Dan Warburton
Life in the Greenhouse
CDr Appel Music 01 (France, 2008)
01. Life in the Greenhouse
Dan Warburton : violin
Recorded on march 3rd, 2007 by Christophe Le Dantec at the Palais de Tokyo, Paris
Music for Plants was an installation by Berkeley-born artist Peter Coffin which formed part of an exhibition curated by Anthony Huberman at the Palais de Tokyo, Paris, in February and March 2007. Several musicians, including Noël Akchoté, Hervé Boghossian, Pierre-Yves Macé, Jean-François Pauvros and myself, were invited to play a solo set in Coffin’s greenhouse, to entertain visitors to the gallery and amuse the plants. To the best of my knowledge, no scientific studies were carried out in the aftermath of the exhibition to see exactly what effect the music had on them (the plants, I mean). I’d be curious to learn of the existence of any strange deformities that might result from overexposure to difficult new music, as I’ve often wondered what lasting damage I’m doing to myself. Perhaps you could do some fieldwork of your own by setting up a CD player in your greenhouse and putting this disc on repeat play for a few months. But be careful. Remember The Day Of The Triffids. (Dan Warburton)

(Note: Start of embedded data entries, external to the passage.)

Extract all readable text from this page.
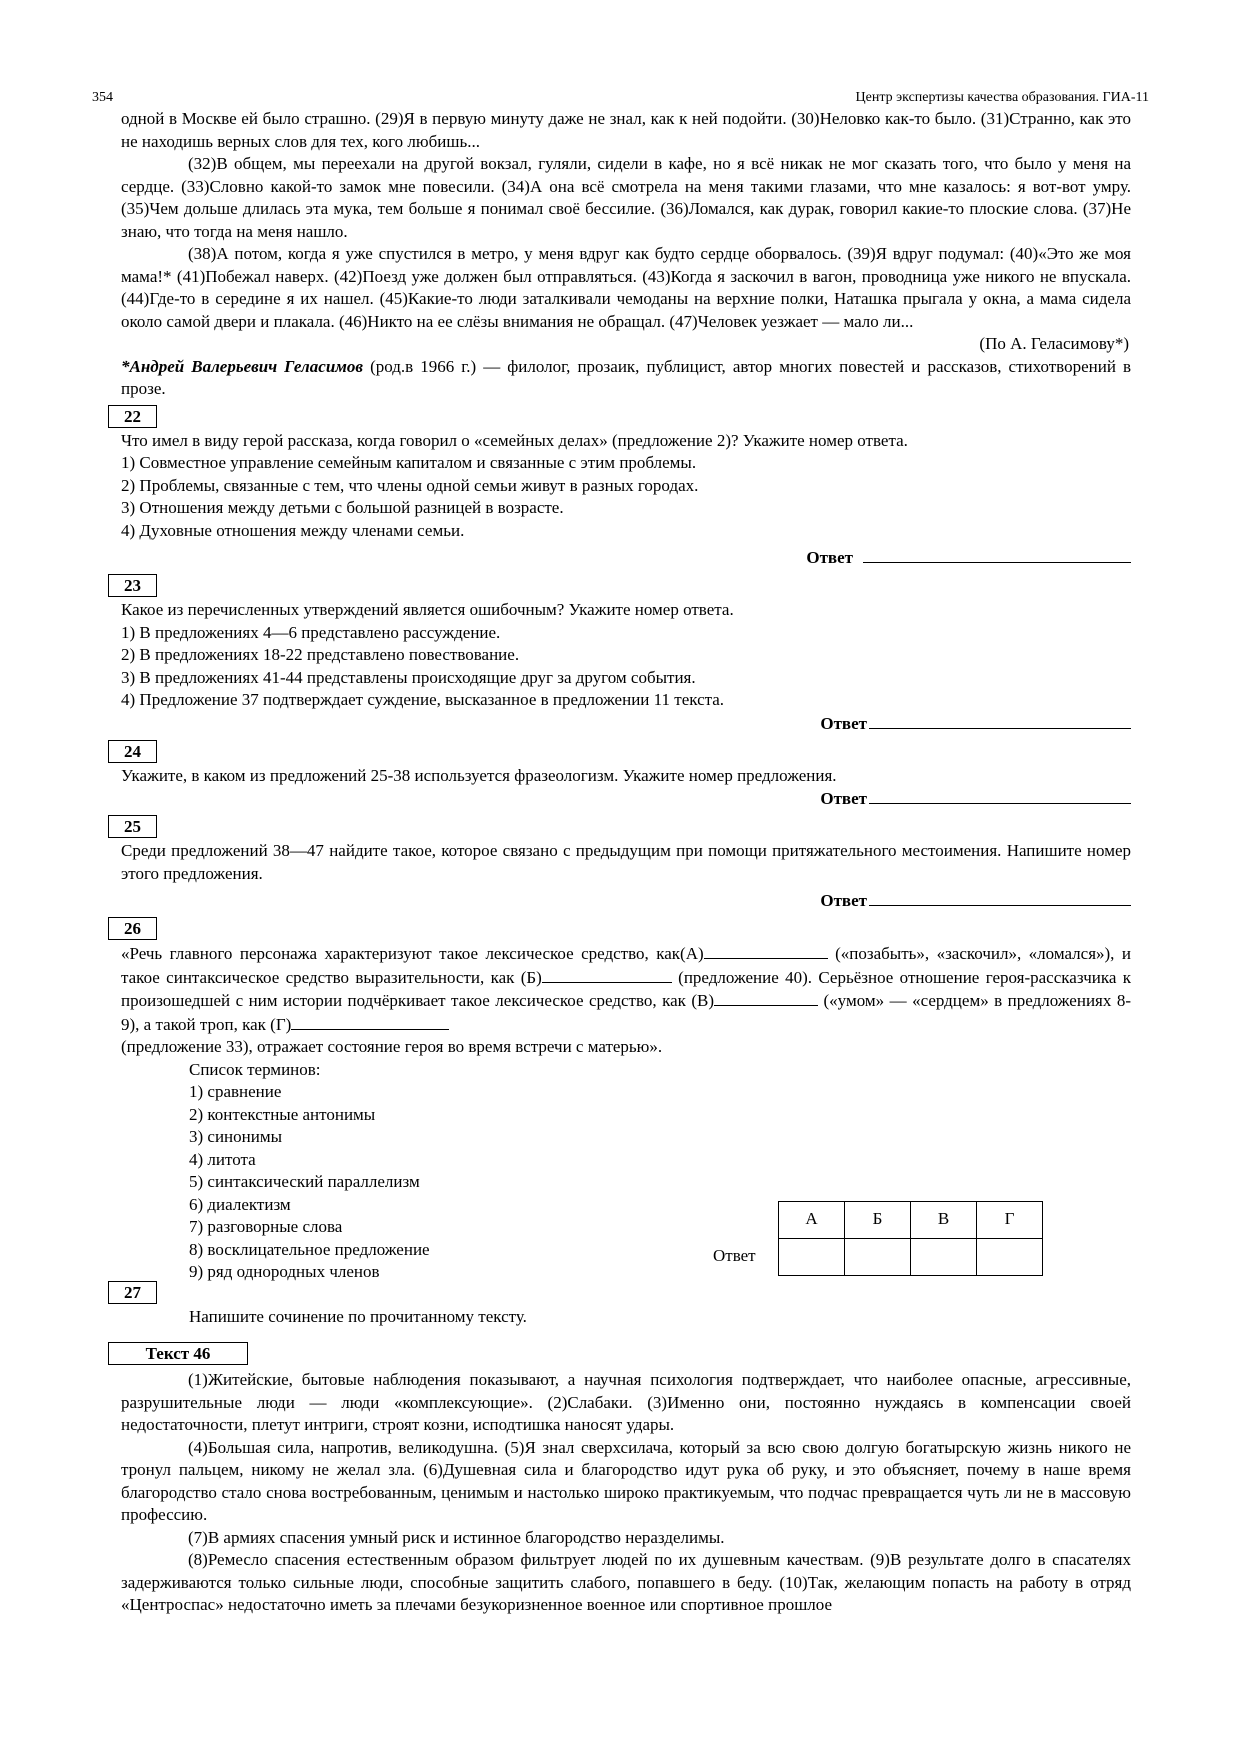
354	Центр экспертизы качества образования. ГИА-11

одной в Москве ей было страшно. (29)Я в первую минуту даже не знал, как к ней подойти. (30)Неловко как-то было. (31)Странно, как это не находишь верных слов для тех, кого любишь...

(32)В общем, мы переехали на другой вокзал, гуляли, сидели в кафе, но я всё никак не мог сказать того, что было у меня на сердце. (33)Словно какой-то замок мне повесили. (34)А она всё смотрела на меня такими глазами, что мне казалось: я вот-вот умру. (35)Чем дольше длилась эта мука, тем больше я понимал своё бессилие. (36)Ломался, как дурак, говорил какие-то плоские слова. (37)Не знаю, что тогда на меня нашло.

(38)А потом, когда я уже спустился в метро, у меня вдруг как будто сердце оборвалось. (39)Я вдруг подумал: (40)«Это же моя мама!* (41)Побежал наверх. (42)Поезд уже должен был отправляться. (43)Когда я заскочил в вагон, проводница уже никого не впускала. (44)Где-то в середине я их нашел. (45)Какие-то люди заталкивали чемоданы на верхние полки, Наташка прыгала у окна, а мама сидела около самой двери и плакала. (46)Никто на ее слёзы внимания не обращал. (47)Человек уезжает — мало ли...

(По А. Геласимову*)

*Андрей Валерьевич Геласимов (род.в 1966 г.) — филолог, прозаик, публицист, автор многих повестей и рассказов, стихотворений в прозе.

22

Что имел в виду герой рассказа, когда говорил о «семейных делах» (предложение 2)? Укажите номер ответа.

1) Совместное управление семейным капиталом и связанные с этим проблемы.
2) Проблемы, связанные с тем, что члены одной семьи живут в разных городах.
3) Отношения между детьми с большой разницей в возрасте.
4) Духовные отношения между членами семьи.

Ответ

23

Какое из перечисленных утверждений является ошибочным? Укажите номер ответа.

1) В предложениях 4—6 представлено рассуждение.
2) В предложениях 18-22 представлено повествование.
3) В предложениях 41-44 представлены происходящие друг за другом события.
4) Предложение 37 подтверждает суждение, высказанное в предложении 11 текста.

Ответ

24

Укажите, в каком из предложений 25-38 используется фразеологизм. Укажите номер предложения.

Ответ

25

Среди предложений 38—47 найдите такое, которое связано с предыдущим при помощи притяжательного местоимения. Напишите номер этого предложения.

Ответ

26

«Речь главного персонажа характеризуют такое лексическое средство, как(А)	(«позабыть», «заскочил», «ломался»), и такое синтаксическое средство выразительности, как (Б)	(предложение 40). Серьёзное отношение героя-рассказчика к произошедшей с ним истории подчёркивает такое лексическое средство, как (В)	(«умом» — «сердцем» в предложениях 8-9), а такой троп, как (Г)
(предложение 33), отражает состояние героя во время встречи с матерью».

Список терминов:
1) сравнение
2) контекстные антонимы
3) синонимы
4) литота
5) синтаксический параллелизм
6) диалектизм
7) разговорные слова
8) восклицательное предложение
9) ряд однородных членов
А	Б	В	Г

Ответ
27
Напишите сочинение по прочитанному тексту.
Текст 46

(1)Житейские, бытовые наблюдения показывают, а научная психология подтверждает, что наиболее опасные, агрессивные, разрушительные люди — люди «комплексующие». (2)Слабаки. (3)Именно они, постоянно нуждаясь в компенсации своей недостаточности, плетут интриги, строят козни, исподтишка наносят удары.

(4)Большая сила, напротив, великодушна. (5)Я знал сверхсилача, который за всю свою долгую богатырскую жизнь никого не тронул пальцем, никому не желал зла. (6)Душевная сила и благородство идут рука об руку, и это объясняет, почему в наше время благородство стало снова востребованным, ценимым и настолько широко практикуемым, что подчас превращается чуть ли не в массовую профессию.

(7)В армиях спасения умный риск и истинное благородство неразделимы.

(8)Ремесло спасения естественным образом фильтрует людей по их душевным качествам. (9)В результате долго в спасателях задерживаются только сильные люди, способные защитить слабого, попавшего в беду. (10)Так, желающим попасть на работу в отряд «Центроспас» недостаточно иметь за плечами безукоризненное военное или спортивное прошлое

Warburton’s release is for solo violin and was recorded inside a green house which was set up as part of an installation by Peter Coffin. He invited various musicians to plat inside the greenhouse ‘to entertain the visitors of the gallery and amuse the plants’, which is a great idea, but who knows if plants like music? Maybe to find that out, Warburton suggests on the cover of the release, the release should be taken into a greenhouse and the effects could be scientifically tested on the plants. I can’t do it, as I have no plants. At forty-four minutes and forty-four second this is quite a long album for a single solo improvisation on one instrument, even when Warburton has all the right skills needed to play such an instrument. He moves up and down the strings, hits them, strikes them, plucks them. In terms of new improvisation – the instruments as an object – he doesn’t do much, the violin here sounds as a violin and nothing else. Perhaps the conventional character of the improvisation is something I have some trouble with and I could have easily settled for a release that lasted twenty-two minutes and twenty-two seconds. (Frans de Waard, Vital Weekly)
Au Palais de Tokyo, à l’intérieur d’une installation de Peter Coffin dans laquelle auront aussi été invités à se produire Jean-François Pauvros, Pierre-Yves Macé ou encore Noël Akchoté, Dan Warburton s’emparait en 2007 de son violon et improvisait avec, en tête, l’idée de distraire les plantes.
Life in the Green House, enregistrement de cet étrange concert, pose aujourd’hui la question de l’importance de la situation ou de l’environnement dans la raison d’être de ce type d’exercice musical : sur disque, Warburton passe de pizzicatos minuscules en mouvements d’un archet dérouté, joue des pauses et des relances non sans ironie, caresse un instant une mélodie ou décide de buter sur une note frêle, impose enfin une diphonie déstabilisante ou porte de légers coups à son instrument. Ici et là, quelques passages convaincants ; ailleurs, moins de truculence. Dissocié de l’installation, il manquerait donc un je-ne-sais-quoi à l’enregistrement. (Le Son du Grisli)
C’est l’heure de notre mise à jour hebdomadaire (ou semestrielle) avec cet album initialement sorti sur un micro-label aujourd’hui disparu, depuis épuisé à peu près partout (même si certains mail-orders ont peut-être encore une copie dans leurs tiroirs), et qui se retrouve aujourd’hui sur un blog que personne ne visite (confidentialité quand tu nous tiens). Une musique sans doute un poil trop stressante pour vos plantes vertes ou votre animal de compagnie.